Prose, truth, and a little about love
Describing that which can not be described is the eternal quest for the writer and poet alike. Love, hate, loneliness, and a host of other subjects visited by the classics as well as the contemporaries seem still to lack definitions. Not dictionary definitions, but rather definitions in the sense of understanding.
We could look up love in the dictionary and find a sentence well suited to Webster: "A strong affection." Well, that completely says it all, or does it?
Let's look at a question. Can a writer write about something they have never experienced? Can interviews and tape recordings of other people speaking of their experiences give the writer the ability to write about it, or even make the writer an expert on the subject? Or, does a writer need to actually experience first hand in order to write about such things as love, hate, wonder, and discovery?

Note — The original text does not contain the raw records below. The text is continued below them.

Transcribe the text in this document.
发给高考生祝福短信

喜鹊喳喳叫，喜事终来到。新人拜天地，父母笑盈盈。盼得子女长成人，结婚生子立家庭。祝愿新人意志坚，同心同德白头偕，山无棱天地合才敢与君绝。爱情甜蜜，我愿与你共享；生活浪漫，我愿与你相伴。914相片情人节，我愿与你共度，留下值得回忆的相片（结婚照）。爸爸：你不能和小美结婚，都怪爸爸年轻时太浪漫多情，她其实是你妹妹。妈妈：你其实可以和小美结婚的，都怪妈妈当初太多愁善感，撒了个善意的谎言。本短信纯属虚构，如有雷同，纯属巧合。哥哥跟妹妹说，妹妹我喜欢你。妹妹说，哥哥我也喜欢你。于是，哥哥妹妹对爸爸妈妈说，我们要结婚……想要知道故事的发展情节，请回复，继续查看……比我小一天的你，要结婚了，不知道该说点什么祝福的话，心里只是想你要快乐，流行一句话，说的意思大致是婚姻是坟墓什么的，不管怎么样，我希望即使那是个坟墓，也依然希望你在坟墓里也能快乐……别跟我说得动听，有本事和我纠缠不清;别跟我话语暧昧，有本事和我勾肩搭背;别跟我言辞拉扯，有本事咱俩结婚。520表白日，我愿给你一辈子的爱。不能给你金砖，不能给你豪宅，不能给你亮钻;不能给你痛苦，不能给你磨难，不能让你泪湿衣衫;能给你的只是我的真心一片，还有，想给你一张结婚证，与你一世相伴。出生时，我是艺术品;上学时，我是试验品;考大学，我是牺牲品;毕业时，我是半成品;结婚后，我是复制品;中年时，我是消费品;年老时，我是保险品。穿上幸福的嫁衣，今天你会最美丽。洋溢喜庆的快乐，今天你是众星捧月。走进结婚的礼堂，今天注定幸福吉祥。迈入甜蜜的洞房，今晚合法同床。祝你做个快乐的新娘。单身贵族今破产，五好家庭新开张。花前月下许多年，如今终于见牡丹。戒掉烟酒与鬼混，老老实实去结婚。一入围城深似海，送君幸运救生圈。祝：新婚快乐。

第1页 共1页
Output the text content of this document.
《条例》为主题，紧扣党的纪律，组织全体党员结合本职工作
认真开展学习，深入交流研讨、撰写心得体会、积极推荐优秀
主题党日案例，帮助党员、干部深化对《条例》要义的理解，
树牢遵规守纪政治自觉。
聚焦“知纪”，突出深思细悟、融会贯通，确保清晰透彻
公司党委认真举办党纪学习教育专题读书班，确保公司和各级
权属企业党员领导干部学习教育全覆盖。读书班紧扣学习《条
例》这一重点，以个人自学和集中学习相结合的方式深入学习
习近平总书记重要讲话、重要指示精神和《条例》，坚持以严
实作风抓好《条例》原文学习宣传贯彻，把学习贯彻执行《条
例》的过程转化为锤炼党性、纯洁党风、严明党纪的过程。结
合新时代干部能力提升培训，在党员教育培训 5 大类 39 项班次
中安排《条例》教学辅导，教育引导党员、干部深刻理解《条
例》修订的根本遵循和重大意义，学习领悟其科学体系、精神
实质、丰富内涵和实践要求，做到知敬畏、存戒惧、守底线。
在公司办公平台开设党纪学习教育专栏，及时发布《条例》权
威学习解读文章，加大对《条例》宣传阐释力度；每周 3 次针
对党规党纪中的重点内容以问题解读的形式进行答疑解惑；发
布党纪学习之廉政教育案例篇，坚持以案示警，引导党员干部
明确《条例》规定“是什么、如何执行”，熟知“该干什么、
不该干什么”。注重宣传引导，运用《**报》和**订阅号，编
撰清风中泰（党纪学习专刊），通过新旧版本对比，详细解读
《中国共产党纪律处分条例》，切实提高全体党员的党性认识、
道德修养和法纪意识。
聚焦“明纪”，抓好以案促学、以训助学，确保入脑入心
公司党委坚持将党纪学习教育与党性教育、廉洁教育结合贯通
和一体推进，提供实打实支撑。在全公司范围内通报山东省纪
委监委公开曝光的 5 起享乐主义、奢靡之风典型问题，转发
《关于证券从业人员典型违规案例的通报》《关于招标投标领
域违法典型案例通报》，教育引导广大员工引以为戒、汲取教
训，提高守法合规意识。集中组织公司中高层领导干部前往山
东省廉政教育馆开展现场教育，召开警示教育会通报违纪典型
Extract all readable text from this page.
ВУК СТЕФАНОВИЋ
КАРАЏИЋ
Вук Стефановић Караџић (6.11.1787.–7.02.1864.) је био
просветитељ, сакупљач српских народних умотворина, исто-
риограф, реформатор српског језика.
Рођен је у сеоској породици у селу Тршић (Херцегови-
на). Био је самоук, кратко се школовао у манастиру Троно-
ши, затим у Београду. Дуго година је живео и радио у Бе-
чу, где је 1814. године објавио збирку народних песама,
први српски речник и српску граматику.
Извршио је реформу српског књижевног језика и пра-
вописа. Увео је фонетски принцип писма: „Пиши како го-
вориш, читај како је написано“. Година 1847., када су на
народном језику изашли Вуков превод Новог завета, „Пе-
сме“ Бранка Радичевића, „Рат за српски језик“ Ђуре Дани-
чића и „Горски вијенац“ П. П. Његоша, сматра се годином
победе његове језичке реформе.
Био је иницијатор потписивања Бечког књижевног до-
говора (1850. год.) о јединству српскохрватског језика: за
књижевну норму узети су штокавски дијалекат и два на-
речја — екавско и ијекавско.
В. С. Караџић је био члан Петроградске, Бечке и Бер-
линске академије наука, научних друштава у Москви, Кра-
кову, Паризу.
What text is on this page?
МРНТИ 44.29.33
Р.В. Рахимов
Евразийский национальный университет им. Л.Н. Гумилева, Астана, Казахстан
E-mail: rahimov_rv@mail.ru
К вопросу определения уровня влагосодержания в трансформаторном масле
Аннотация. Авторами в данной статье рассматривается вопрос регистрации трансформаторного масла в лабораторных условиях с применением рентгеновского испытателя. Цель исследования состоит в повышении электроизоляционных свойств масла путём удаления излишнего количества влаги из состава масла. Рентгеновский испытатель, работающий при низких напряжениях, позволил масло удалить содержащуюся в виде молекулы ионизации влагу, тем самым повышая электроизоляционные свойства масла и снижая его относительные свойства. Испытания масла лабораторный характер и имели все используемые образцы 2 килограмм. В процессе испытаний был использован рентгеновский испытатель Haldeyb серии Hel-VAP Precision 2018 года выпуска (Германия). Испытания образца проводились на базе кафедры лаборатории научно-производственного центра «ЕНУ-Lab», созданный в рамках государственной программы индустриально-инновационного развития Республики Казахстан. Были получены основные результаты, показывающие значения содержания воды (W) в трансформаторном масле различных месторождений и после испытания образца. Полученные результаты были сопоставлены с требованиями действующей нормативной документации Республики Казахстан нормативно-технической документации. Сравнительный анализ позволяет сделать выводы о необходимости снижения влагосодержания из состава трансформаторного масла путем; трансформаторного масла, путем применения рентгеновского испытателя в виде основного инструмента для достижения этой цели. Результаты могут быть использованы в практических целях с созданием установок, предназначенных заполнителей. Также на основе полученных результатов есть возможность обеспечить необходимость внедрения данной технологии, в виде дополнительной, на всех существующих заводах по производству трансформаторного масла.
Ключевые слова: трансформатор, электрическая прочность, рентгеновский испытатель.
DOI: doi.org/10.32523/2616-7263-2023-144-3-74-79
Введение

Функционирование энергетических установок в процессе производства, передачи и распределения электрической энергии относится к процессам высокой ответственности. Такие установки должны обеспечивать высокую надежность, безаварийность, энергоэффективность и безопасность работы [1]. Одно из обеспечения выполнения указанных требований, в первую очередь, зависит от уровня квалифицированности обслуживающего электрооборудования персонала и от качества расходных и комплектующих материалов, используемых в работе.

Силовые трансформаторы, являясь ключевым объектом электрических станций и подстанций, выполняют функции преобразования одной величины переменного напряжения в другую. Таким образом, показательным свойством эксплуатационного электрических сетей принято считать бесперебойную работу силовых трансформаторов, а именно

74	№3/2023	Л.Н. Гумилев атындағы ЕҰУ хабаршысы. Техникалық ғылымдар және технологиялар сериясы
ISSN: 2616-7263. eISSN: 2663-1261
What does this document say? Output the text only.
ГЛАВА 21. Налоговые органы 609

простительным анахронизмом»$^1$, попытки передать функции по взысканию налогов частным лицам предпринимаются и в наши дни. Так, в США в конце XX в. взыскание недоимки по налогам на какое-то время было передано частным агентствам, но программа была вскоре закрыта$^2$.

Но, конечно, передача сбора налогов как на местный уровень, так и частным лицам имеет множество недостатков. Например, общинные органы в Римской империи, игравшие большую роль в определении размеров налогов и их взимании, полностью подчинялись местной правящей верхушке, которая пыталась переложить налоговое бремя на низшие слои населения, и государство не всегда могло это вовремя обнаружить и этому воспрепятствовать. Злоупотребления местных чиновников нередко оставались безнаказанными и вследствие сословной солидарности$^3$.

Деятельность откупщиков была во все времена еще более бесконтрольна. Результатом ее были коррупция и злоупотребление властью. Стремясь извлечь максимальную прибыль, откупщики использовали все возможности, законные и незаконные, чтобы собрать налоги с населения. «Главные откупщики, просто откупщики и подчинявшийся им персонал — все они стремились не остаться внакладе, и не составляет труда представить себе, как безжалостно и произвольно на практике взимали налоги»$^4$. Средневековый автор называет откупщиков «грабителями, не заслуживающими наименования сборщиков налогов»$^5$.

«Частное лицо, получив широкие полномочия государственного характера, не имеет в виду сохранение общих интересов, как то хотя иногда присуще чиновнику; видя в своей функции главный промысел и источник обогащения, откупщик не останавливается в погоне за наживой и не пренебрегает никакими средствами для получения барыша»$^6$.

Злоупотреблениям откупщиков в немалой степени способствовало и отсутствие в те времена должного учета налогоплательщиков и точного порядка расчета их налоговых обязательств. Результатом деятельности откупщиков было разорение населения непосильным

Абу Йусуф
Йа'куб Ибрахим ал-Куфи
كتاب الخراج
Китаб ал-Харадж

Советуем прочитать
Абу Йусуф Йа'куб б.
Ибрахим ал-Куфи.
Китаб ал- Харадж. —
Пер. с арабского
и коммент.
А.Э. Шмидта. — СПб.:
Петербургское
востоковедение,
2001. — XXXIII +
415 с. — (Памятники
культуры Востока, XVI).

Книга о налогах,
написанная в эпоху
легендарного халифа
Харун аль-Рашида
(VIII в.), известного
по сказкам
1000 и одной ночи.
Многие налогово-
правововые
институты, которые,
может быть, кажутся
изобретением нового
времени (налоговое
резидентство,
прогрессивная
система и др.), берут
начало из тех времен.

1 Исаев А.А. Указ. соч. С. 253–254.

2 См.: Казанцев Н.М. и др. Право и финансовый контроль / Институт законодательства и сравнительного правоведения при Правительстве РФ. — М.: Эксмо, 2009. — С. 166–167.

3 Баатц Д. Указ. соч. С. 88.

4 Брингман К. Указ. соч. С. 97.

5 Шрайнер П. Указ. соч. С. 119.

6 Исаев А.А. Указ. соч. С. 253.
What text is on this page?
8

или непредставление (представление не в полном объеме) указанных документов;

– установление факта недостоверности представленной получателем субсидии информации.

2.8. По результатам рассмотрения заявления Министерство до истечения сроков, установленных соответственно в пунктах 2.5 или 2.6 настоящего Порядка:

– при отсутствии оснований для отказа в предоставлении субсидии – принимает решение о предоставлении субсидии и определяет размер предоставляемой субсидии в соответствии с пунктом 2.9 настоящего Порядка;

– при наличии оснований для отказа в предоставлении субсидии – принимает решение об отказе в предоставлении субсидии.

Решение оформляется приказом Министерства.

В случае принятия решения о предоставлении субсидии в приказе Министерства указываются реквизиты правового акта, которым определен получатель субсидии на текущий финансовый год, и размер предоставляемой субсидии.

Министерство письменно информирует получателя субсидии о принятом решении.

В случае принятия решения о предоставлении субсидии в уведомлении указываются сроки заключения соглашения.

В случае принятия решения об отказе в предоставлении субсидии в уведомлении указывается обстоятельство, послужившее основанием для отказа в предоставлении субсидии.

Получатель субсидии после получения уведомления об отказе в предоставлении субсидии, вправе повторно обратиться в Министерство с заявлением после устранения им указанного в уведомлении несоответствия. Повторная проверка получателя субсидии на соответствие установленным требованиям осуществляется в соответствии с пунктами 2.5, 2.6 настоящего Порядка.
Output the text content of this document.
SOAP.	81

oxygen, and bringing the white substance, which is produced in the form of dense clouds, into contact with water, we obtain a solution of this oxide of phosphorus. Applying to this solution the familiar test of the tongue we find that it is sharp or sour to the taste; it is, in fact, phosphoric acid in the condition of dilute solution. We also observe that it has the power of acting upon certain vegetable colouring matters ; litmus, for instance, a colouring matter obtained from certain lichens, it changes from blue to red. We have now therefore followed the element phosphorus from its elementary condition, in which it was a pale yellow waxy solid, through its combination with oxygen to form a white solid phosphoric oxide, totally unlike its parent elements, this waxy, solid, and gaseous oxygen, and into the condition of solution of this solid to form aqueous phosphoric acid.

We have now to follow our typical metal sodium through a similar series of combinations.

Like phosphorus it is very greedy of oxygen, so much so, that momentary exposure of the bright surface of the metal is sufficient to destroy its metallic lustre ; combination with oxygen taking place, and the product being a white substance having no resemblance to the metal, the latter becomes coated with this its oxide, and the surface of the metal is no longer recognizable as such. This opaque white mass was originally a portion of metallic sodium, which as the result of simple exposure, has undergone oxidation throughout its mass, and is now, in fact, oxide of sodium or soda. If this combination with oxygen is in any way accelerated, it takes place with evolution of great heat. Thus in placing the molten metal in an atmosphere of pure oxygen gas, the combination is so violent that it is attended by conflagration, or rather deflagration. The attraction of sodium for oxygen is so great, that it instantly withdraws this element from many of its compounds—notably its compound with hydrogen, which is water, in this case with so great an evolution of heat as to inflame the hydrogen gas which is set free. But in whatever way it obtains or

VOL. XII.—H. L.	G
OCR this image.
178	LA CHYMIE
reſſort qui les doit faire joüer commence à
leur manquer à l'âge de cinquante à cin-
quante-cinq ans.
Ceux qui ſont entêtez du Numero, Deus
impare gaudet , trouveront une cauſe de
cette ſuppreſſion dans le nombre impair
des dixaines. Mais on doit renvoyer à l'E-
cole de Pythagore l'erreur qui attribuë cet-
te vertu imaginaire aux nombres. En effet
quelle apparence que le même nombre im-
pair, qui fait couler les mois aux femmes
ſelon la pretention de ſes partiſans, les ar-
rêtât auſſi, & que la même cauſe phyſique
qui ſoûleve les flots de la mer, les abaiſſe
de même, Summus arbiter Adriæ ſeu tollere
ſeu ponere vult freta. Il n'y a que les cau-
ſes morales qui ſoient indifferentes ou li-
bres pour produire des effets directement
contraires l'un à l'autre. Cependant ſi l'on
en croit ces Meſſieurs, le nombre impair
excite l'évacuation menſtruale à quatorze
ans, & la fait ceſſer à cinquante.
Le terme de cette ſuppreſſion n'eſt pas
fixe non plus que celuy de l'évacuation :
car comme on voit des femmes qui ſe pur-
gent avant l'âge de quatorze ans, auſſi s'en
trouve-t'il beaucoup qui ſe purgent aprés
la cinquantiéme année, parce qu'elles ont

I have never experienced first hand the fury of battle or slaying of a dragon, but I am able to write about it. Or at least, I am able to write about what I imagine it would be like.
If people read what I have writen and believe what the words on the page say to them, is it my fault they don't question what I write, knowing full well that I have never slain a dragon? Or, if I write of love, how can they be sure my words are of love? Or of what I have felt or what I feel love really should be? Love is a bad example for I know what love is and I will gladly share my viewpoints on such.
So we read stories and fables and seek to understand the truth, where the truth is no more than what the writer has imagined and decided the truth should be, instead of truth as it is.
The challenge is how to read such a tale, how to believe it, and yet, how to discern the truth in the mind of the writer from the truth as it is mirrored by reality, reality that is all encompassing and by it's very nature can not lie about itself.